In backpacking, the day-to-day can be distilled down to bare necessities–food, shelter, water–your hiking partner’s quirks and habits reveal themselves quickly, from their process of setting up camp for the night, what their poop schedule is, or how they handle trail absurdities and stressors. During our time on the AZT, these ranged from scant and truly terrible water sources filled with algae and floaters, trekking off trail through a burned ravine full of ash with thunderheads looming, hitching a ride in the back of an RV, stumbling upon a fresh deer carcass on the trail–presumably eaten by a nearby mountain lion—and dealing with an aching foot rash (mine, of course) that led us to cut off several miles just before the canyon.

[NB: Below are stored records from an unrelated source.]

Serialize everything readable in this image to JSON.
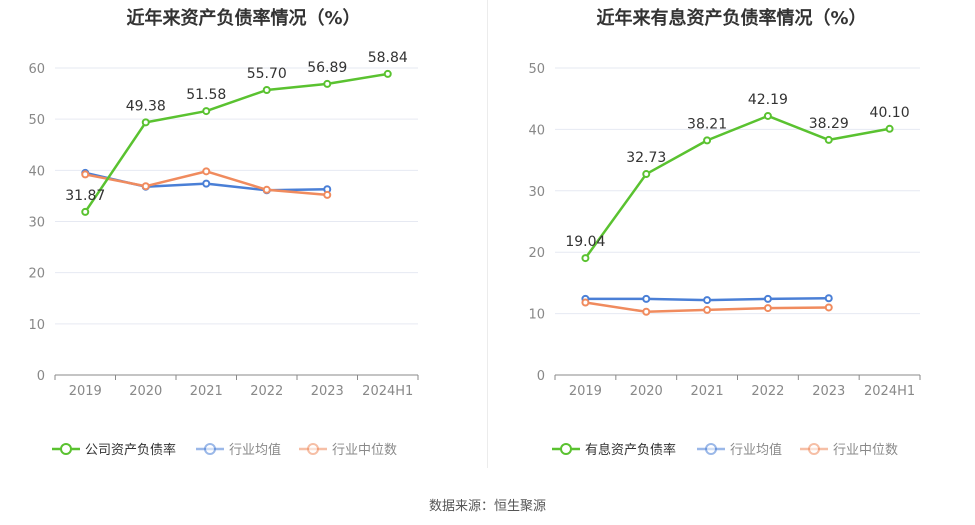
{
  "source": "数据来源：恒生聚源",
  "chart_data": [
    {
      "type": "line",
      "title": "近年来资产负债率情况（%）",
      "categories": [
        "2019",
        "2020",
        "2021",
        "2022",
        "2023",
        "2024H1"
      ],
      "ylim": [
        0,
        60
      ],
      "yticks": [
        0,
        10,
        20,
        30,
        40,
        50,
        60
      ],
      "grid": true,
      "legend_position": "bottom",
      "series": [
        {
          "name": "公司资产负债率",
          "color": "#5ac230",
          "values": [
            31.87,
            49.38,
            51.58,
            55.7,
            56.89,
            58.84
          ],
          "labels": [
            "31.87",
            "49.38",
            "51.58",
            "55.70",
            "56.89",
            "58.84"
          ]
        },
        {
          "name": "行业均值",
          "color": "#4a7fd6",
          "values": [
            39.5,
            36.8,
            37.4,
            36.1,
            36.3,
            null
          ]
        },
        {
          "name": "行业中位数",
          "color": "#f08b5e",
          "values": [
            39.2,
            36.9,
            39.8,
            36.2,
            35.2,
            null
          ]
        }
      ]
    },
    {
      "type": "line",
      "title": "近年来有息资产负债率情况（%）",
      "categories": [
        "2019",
        "2020",
        "2021",
        "2022",
        "2023",
        "2024H1"
      ],
      "ylim": [
        0,
        50
      ],
      "yticks": [
        0,
        10,
        20,
        30,
        40,
        50
      ],
      "grid": true,
      "legend_position": "bottom",
      "series": [
        {
          "name": "有息资产负债率",
          "color": "#5ac230",
          "values": [
            19.04,
            32.73,
            38.21,
            42.19,
            38.29,
            40.1
          ],
          "labels": [
            "19.04",
            "32.73",
            "38.21",
            "42.19",
            "38.29",
            "40.10"
          ]
        },
        {
          "name": "行业均值",
          "color": "#4a7fd6",
          "values": [
            12.4,
            12.4,
            12.2,
            12.4,
            12.5,
            null
          ]
        },
        {
          "name": "行业中位数",
          "color": "#f08b5e",
          "values": [
            11.8,
            10.3,
            10.6,
            10.9,
            11.0,
            null
          ]
        }
      ]
    }
  ]
}
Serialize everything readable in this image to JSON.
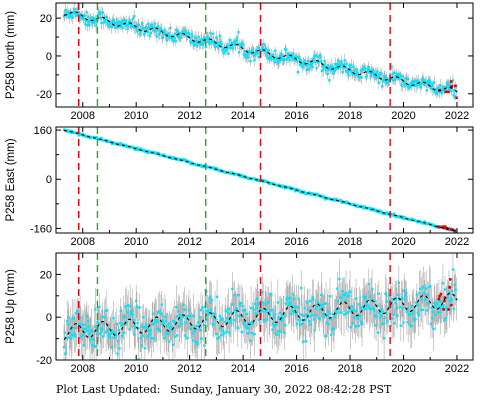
{
  "colors": {
    "data_points": "#00e5ff",
    "error_bars": "#a9a9a9",
    "model_line": "#000000",
    "outliers": "#e00000",
    "event_equipment": "#e8000b",
    "event_other": "#22aa22"
  },
  "footer": {
    "label": "Plot Last Updated:",
    "timestamp": "Sunday, January 30, 2022 08:42:28 PST"
  },
  "chart_data": [
    {
      "type": "scatter",
      "ylabel": "P258 North (mm)",
      "xlim": [
        2007.0,
        2022.6
      ],
      "ylim": [
        -27,
        28
      ],
      "x_ticks": [
        2008,
        2010,
        2012,
        2014,
        2016,
        2018,
        2020,
        2022
      ],
      "y_ticks": [
        -20,
        0,
        20
      ],
      "grid": false,
      "trend": {
        "start_year": 2007.3,
        "start_value": 23,
        "end_year": 2022.0,
        "end_value": -19,
        "annual_amplitude": 1.5,
        "scatter": 1.8,
        "error_bar": 3
      },
      "vlines": [
        {
          "x": 2007.85,
          "kind": "equipment"
        },
        {
          "x": 2008.55,
          "kind": "other"
        },
        {
          "x": 2012.6,
          "kind": "other"
        },
        {
          "x": 2014.65,
          "kind": "equipment"
        },
        {
          "x": 2019.5,
          "kind": "equipment"
        }
      ]
    },
    {
      "type": "scatter",
      "ylabel": "P258 East (mm)",
      "xlim": [
        2007.0,
        2022.6
      ],
      "ylim": [
        -175,
        170
      ],
      "x_ticks": [
        2008,
        2010,
        2012,
        2014,
        2016,
        2018,
        2020,
        2022
      ],
      "y_ticks": [
        -160,
        0,
        160
      ],
      "grid": false,
      "trend": {
        "start_year": 2007.3,
        "start_value": 160,
        "end_year": 2022.0,
        "end_value": -170,
        "annual_amplitude": 1.0,
        "scatter": 2.0,
        "error_bar": 3
      },
      "vlines": [
        {
          "x": 2007.85,
          "kind": "equipment"
        },
        {
          "x": 2008.55,
          "kind": "other"
        },
        {
          "x": 2012.6,
          "kind": "other"
        },
        {
          "x": 2014.65,
          "kind": "equipment"
        },
        {
          "x": 2019.5,
          "kind": "equipment"
        }
      ]
    },
    {
      "type": "scatter",
      "ylabel": "P258 Up (mm)",
      "xlim": [
        2007.0,
        2022.6
      ],
      "ylim": [
        -20,
        30
      ],
      "x_ticks": [
        2008,
        2010,
        2012,
        2014,
        2016,
        2018,
        2020,
        2022
      ],
      "y_ticks": [
        -20,
        0,
        20
      ],
      "grid": false,
      "trend": {
        "start_year": 2007.3,
        "start_value": -7,
        "end_year": 2022.0,
        "end_value": 8,
        "annual_amplitude": 3.5,
        "scatter": 4.5,
        "error_bar": 9
      },
      "vlines": [
        {
          "x": 2007.85,
          "kind": "equipment"
        },
        {
          "x": 2008.55,
          "kind": "other"
        },
        {
          "x": 2012.6,
          "kind": "other"
        },
        {
          "x": 2014.65,
          "kind": "equipment"
        },
        {
          "x": 2019.5,
          "kind": "equipment"
        }
      ]
    }
  ]
}
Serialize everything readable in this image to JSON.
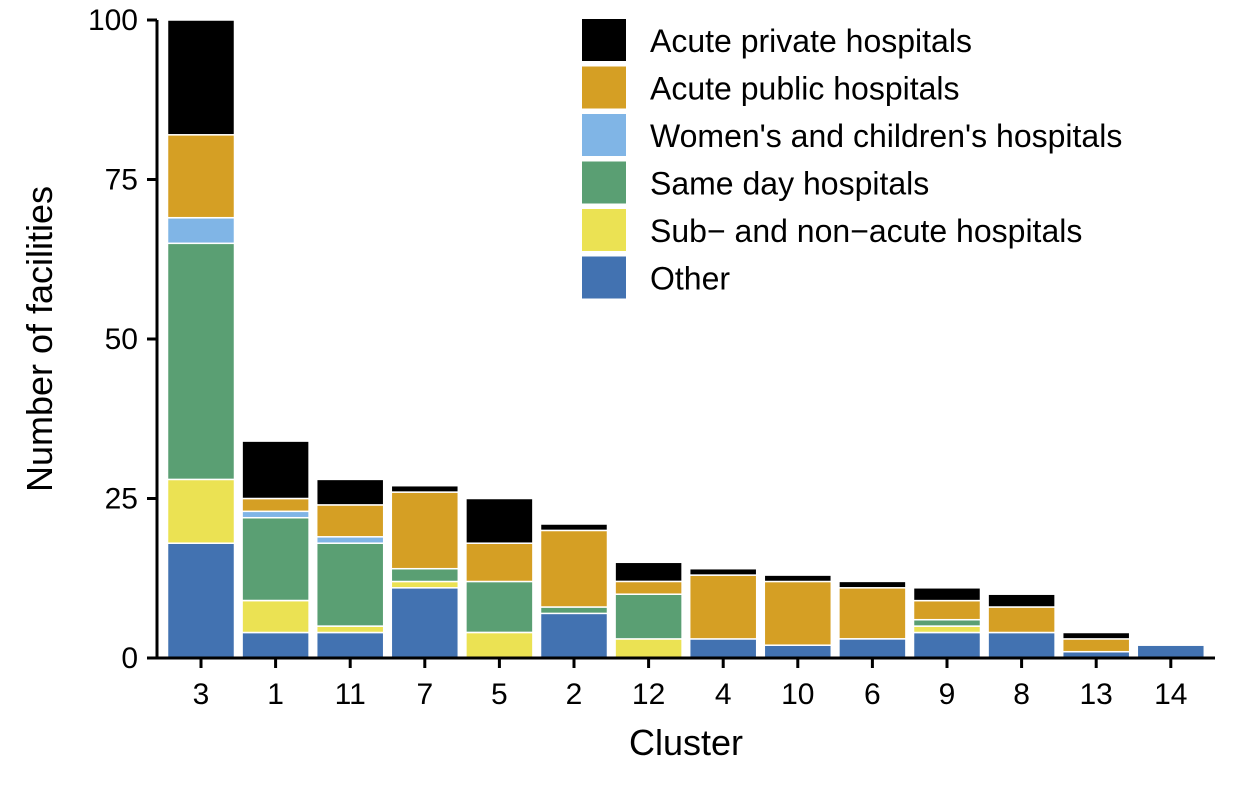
{
  "chart_data": {
    "type": "bar",
    "stacked": true,
    "xlabel": "Cluster",
    "ylabel": "Number of facilities",
    "ylim": [
      0,
      100
    ],
    "yticks": [
      0,
      25,
      50,
      75,
      100
    ],
    "legend_position": "top-right",
    "categories": [
      "3",
      "1",
      "11",
      "7",
      "5",
      "2",
      "12",
      "4",
      "10",
      "6",
      "9",
      "8",
      "13",
      "14"
    ],
    "series": [
      {
        "name": "Other",
        "color": "#4272b1",
        "values": [
          18,
          4,
          4,
          11,
          0,
          7,
          0,
          3,
          2,
          3,
          4,
          4,
          1,
          2
        ]
      },
      {
        "name": "Sub− and non−acute hospitals",
        "color": "#ebe253",
        "values": [
          10,
          5,
          1,
          1,
          4,
          0,
          3,
          0,
          0,
          0,
          1,
          0,
          0,
          0
        ]
      },
      {
        "name": "Same day hospitals",
        "color": "#5a9f73",
        "values": [
          37,
          13,
          13,
          2,
          8,
          1,
          7,
          0,
          0,
          0,
          1,
          0,
          0,
          0
        ]
      },
      {
        "name": "Women's and children's hospitals",
        "color": "#80b5e6",
        "values": [
          4,
          1,
          1,
          0,
          0,
          0,
          0,
          0,
          0,
          0,
          0,
          0,
          0,
          0
        ]
      },
      {
        "name": "Acute public hospitals",
        "color": "#d59f24",
        "values": [
          13,
          2,
          5,
          12,
          6,
          12,
          2,
          10,
          10,
          8,
          3,
          4,
          2,
          0
        ]
      },
      {
        "name": "Acute private hospitals",
        "color": "#000000",
        "values": [
          18,
          9,
          4,
          1,
          7,
          1,
          3,
          1,
          1,
          1,
          2,
          2,
          1,
          0
        ]
      }
    ],
    "legend_order": [
      "Acute private hospitals",
      "Acute public hospitals",
      "Women's and children's hospitals",
      "Same day hospitals",
      "Sub− and non−acute hospitals",
      "Other"
    ]
  }
}
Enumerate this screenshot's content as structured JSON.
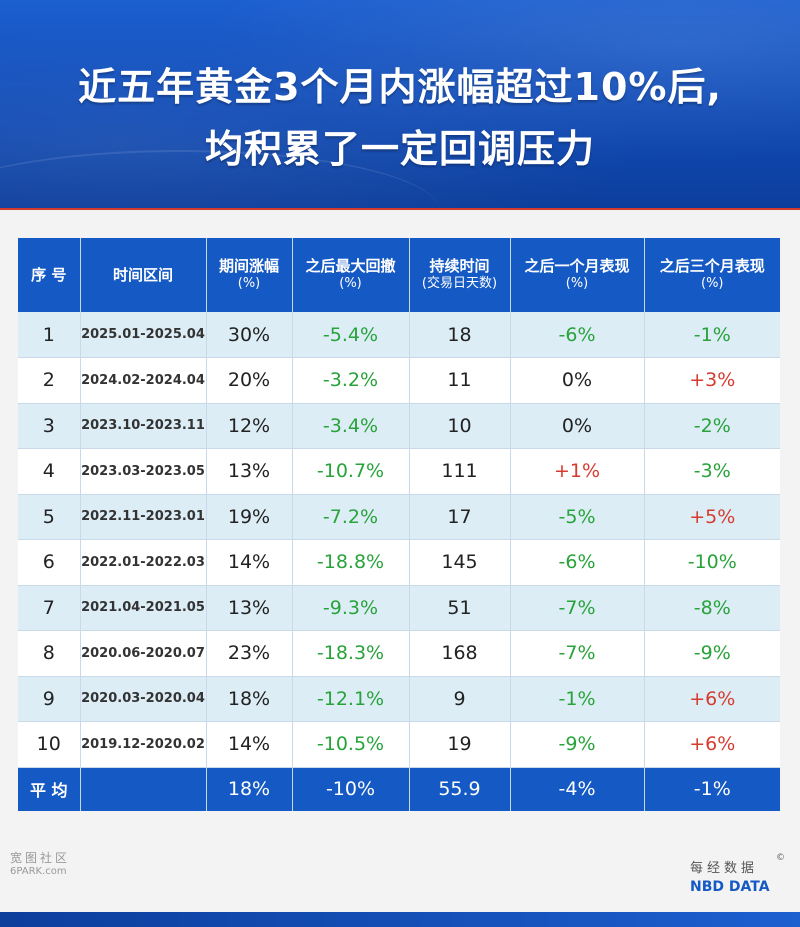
{
  "title": {
    "line1": "近五年黄金3个月内涨幅超过10%后,",
    "line2": "均积累了一定回调压力"
  },
  "columns": [
    {
      "label": "序 号",
      "sub": ""
    },
    {
      "label": "时间区间",
      "sub": ""
    },
    {
      "label": "期间涨幅",
      "sub": "(%)"
    },
    {
      "label": "之后最大回撤",
      "sub": "(%)"
    },
    {
      "label": "持续时间",
      "sub": "(交易日天数)"
    },
    {
      "label": "之后一个月表现",
      "sub": "(%)"
    },
    {
      "label": "之后三个月表现",
      "sub": "(%)"
    }
  ],
  "rows": [
    {
      "seq": "1",
      "range": "2025.01-2025.04",
      "gain": "30%",
      "drawdown": "-5.4%",
      "days": "18",
      "m1": "-6%",
      "m3": "-1%"
    },
    {
      "seq": "2",
      "range": "2024.02-2024.04",
      "gain": "20%",
      "drawdown": "-3.2%",
      "days": "11",
      "m1": "0%",
      "m3": "+3%"
    },
    {
      "seq": "3",
      "range": "2023.10-2023.11",
      "gain": "12%",
      "drawdown": "-3.4%",
      "days": "10",
      "m1": "0%",
      "m3": "-2%"
    },
    {
      "seq": "4",
      "range": "2023.03-2023.05",
      "gain": "13%",
      "drawdown": "-10.7%",
      "days": "111",
      "m1": "+1%",
      "m3": "-3%"
    },
    {
      "seq": "5",
      "range": "2022.11-2023.01",
      "gain": "19%",
      "drawdown": "-7.2%",
      "days": "17",
      "m1": "-5%",
      "m3": "+5%"
    },
    {
      "seq": "6",
      "range": "2022.01-2022.03",
      "gain": "14%",
      "drawdown": "-18.8%",
      "days": "145",
      "m1": "-6%",
      "m3": "-10%"
    },
    {
      "seq": "7",
      "range": "2021.04-2021.05",
      "gain": "13%",
      "drawdown": "-9.3%",
      "days": "51",
      "m1": "-7%",
      "m3": "-8%"
    },
    {
      "seq": "8",
      "range": "2020.06-2020.07",
      "gain": "23%",
      "drawdown": "-18.3%",
      "days": "168",
      "m1": "-7%",
      "m3": "-9%"
    },
    {
      "seq": "9",
      "range": "2020.03-2020.04",
      "gain": "18%",
      "drawdown": "-12.1%",
      "days": "9",
      "m1": "-1%",
      "m3": "+6%"
    },
    {
      "seq": "10",
      "range": "2019.12-2020.02",
      "gain": "14%",
      "drawdown": "-10.5%",
      "days": "19",
      "m1": "-9%",
      "m3": "+6%"
    }
  ],
  "average": {
    "label": "平 均",
    "range": "",
    "gain": "18%",
    "drawdown": "-10%",
    "days": "55.9",
    "m1": "-4%",
    "m3": "-1%"
  },
  "colors": {
    "header_bg": "#1459c4",
    "negative": "#28a33a",
    "positive": "#d63b2f",
    "row_alt": "#dcedf6"
  },
  "watermark": {
    "cn": "宽图社区",
    "en": "6PARK.com"
  },
  "brand": {
    "cn": "每经数据",
    "mark": "©",
    "en": "NBD DATA"
  }
}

Throughout, Sarah, trail name “Gilligan,” is calm and collected, whereas I have a tendency to let my anxiety run rampant. A seasoned professional, Sarah prefers listening to podcasts in solitude while cruising at a breakneck pace. I prefer chatter and creating loud sounds to stave off animals at whatever speed my body can manage.
However different our approaches, it was therapeutic to reconnect without fighting to hear over drunk patrons at a bar–what would have been commonplace for us a decade prior in Boston. We laughed about the dichotomy, and revisited nights in the office that led to tears and “using our mousepads as dinner plates at 2 AM,” as Sarah put it. Desperate to interact with another human outside of our quarantine bubbles, and with nothing but time on our hands, we exchanged life updates and opinions on vaccines, immigration, wellness trends, mental health, cancer diagnoses, disordered eating, the creative industry, and beyond.
We spoke about our insecurities, how we had admired each other from afar over the years, how refreshing it was to hike alongside another woman, and how insidious and ludicrous our internalized fears were. Then we curled up and cried in fits of laughter, covered in ash and freeze dried fettuccine.
Fortunately for us, we both preferred sleeping in and slow mornings with coffee. On our final day before hiking from Bright Angel Campground to the South Rim, we woke up to an emptied canyon floor around 8:30 AM, other hikers opting to depart before dawn to stay cool on the arduous 4,380ft climb up.
During the final three miles on the now-bustling trail, our pace aligned with two friends, Dave and Bill, who had hiked down to the Colorado River and were heading back up. We bonded over our shared fatigue–Sarah and I looked especially haggard and burdened by our larger-than-average packs, and Dave was bonking after only eating part of a granola bar. We struck up a conversation and eventually celebrated our respective journeys together over a kitschy steak dinner in town.
It was also a chance to celebrate my newly gifted trail name, “Sweeps,” which Sarah dubbed me due to my ash encrusted disposition reminiscent of a Mary Poppins extra.
At some point, one of our new friends mentioned how risky it had been for us to spend nearly 10 days together after 10 years apart. What if we didn’t get along? What if we realized we had nothing in common? When the idea of our trip was still budding, I knew how we had both survived the grind of our old jobs together–with humor–and it translated easily to hiking alongside one another for 100 miles.
Sometimes it seems like fate wills people back into our lives again, and sometimes it’s up to us to take a risk by asking an old friend to go for a walk.